Tiba-tiba ponselnya bergetar pelan di meja samping ranjang.

Nayara mengambilnya dengan tangan gemetar.

Satu nama muncul:

Karina.

Hatinya langsung terjun ke dasar perut.

Napasnya tercekat. Ada rasa bersalah, takut, dan… sesuatu yang tak bisa ia definisikan, bercampur jadi satu.

Dengan tangan dingin, ia menggeser layar untuk menerima panggilan.

“Assalamu’alaikum,” suara Karina terdengar di seberang—tenang, tapi ada ketegangan halus yang hanya orang yang cukup mengenalnya bisa rasakan.

“Wa’alaikumussalam… Bu…”

Suara Nayara terdengar serak, sedikit goyah.

“Kamu di mana?”

Langsung. Tanpa pembuka. Tanpa basa-basi.

Nayara memejamkan mata. “Bu… aku—”

“Aku ke kontrakanmu tadi,” potong Karina. “Nadim bilang kamu pergi ke klinik. Sampai sekarang belum pulang.”

Hening.

Hening yang menegangkan urat leher Nayara.

“Bu… aku di rumah sakit.”

Karina tidak langsung menjawab. Namun Nayara mendengar embusan napas panjang dari seberang.

“Rumah sakit mana?”

“Rumah Sakit Pratama Harapan…”

“Apa yang terjadi?”

Nayara menatap langit-langit. “Tekanan darahku turun. Dokter bilang aku harus dipantau.”

Karina terdiam beberapa detik—dan ketika ia kembali bicara, suaranya berubah. Tidak lagi ketus. Tidak lagi menyelidik.
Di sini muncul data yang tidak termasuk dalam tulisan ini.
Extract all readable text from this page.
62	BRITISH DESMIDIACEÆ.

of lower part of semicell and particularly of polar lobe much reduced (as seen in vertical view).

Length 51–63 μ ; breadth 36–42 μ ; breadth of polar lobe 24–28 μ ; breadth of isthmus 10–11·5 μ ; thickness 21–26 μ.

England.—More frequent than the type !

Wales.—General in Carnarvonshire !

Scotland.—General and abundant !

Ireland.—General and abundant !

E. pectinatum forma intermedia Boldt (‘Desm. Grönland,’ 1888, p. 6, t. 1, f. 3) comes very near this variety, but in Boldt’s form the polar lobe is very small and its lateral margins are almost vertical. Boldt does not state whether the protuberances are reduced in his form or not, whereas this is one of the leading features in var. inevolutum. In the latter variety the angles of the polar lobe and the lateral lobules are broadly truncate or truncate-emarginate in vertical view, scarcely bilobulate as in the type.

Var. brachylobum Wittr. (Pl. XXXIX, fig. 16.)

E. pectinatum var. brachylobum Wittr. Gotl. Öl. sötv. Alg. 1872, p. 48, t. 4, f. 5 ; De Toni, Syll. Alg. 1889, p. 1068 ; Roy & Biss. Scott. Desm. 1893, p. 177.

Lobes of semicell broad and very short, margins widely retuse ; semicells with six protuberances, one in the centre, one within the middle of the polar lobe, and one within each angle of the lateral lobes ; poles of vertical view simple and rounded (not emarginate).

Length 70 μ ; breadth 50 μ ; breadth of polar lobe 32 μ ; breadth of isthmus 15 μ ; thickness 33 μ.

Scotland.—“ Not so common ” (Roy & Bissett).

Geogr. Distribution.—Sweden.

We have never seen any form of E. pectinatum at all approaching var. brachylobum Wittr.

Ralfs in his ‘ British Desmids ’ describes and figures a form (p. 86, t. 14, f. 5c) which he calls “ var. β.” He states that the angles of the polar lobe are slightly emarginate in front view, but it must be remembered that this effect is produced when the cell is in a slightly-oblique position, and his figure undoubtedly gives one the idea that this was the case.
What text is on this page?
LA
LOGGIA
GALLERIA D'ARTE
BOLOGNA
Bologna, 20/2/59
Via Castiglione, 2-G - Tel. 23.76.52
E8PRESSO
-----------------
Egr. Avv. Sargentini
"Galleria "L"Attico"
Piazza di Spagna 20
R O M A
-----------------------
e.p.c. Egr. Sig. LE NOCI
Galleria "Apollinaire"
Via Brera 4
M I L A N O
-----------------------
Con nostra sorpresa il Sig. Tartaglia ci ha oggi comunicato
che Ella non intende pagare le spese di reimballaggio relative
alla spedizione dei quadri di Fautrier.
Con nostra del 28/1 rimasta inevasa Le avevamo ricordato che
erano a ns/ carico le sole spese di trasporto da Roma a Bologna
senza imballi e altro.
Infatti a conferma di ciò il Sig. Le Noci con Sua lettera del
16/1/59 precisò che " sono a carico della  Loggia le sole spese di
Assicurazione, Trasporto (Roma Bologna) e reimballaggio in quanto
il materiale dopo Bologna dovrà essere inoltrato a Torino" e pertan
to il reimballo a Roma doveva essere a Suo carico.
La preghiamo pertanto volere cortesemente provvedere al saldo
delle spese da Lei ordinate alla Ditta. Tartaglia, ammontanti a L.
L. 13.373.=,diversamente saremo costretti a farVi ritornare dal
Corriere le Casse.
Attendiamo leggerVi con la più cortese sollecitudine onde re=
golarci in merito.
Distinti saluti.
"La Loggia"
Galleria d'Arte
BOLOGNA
Sekarang justru… khawatir.

“Innalillahi… Kenapa kamu tidak menghubungi aku?”

“Karena Ibu pasti sibuk…” suara Nayara melemah. “Dan… aku tidak mau merepotkan.”

“Nayara.”

Hanya satu kata—tapi cukup untuk membuat dada Nayara remuk.

Karina jarang menyebut namanya lengkap. Biasanya ia memanggil Nay dengan nada halus penuh kepura-puraan. Tapi malam ini… suaranya nyata.

“Aku ke sana sekarang.”

Lalu sambungan terputus.

Nayara mematung beberapa detik, lalu meletakkan ponselnya dengan napas tidak teratur.

Ia tak sempat bersiap ketika pintu kamar terbuka sekitar dua puluh menit kemudian.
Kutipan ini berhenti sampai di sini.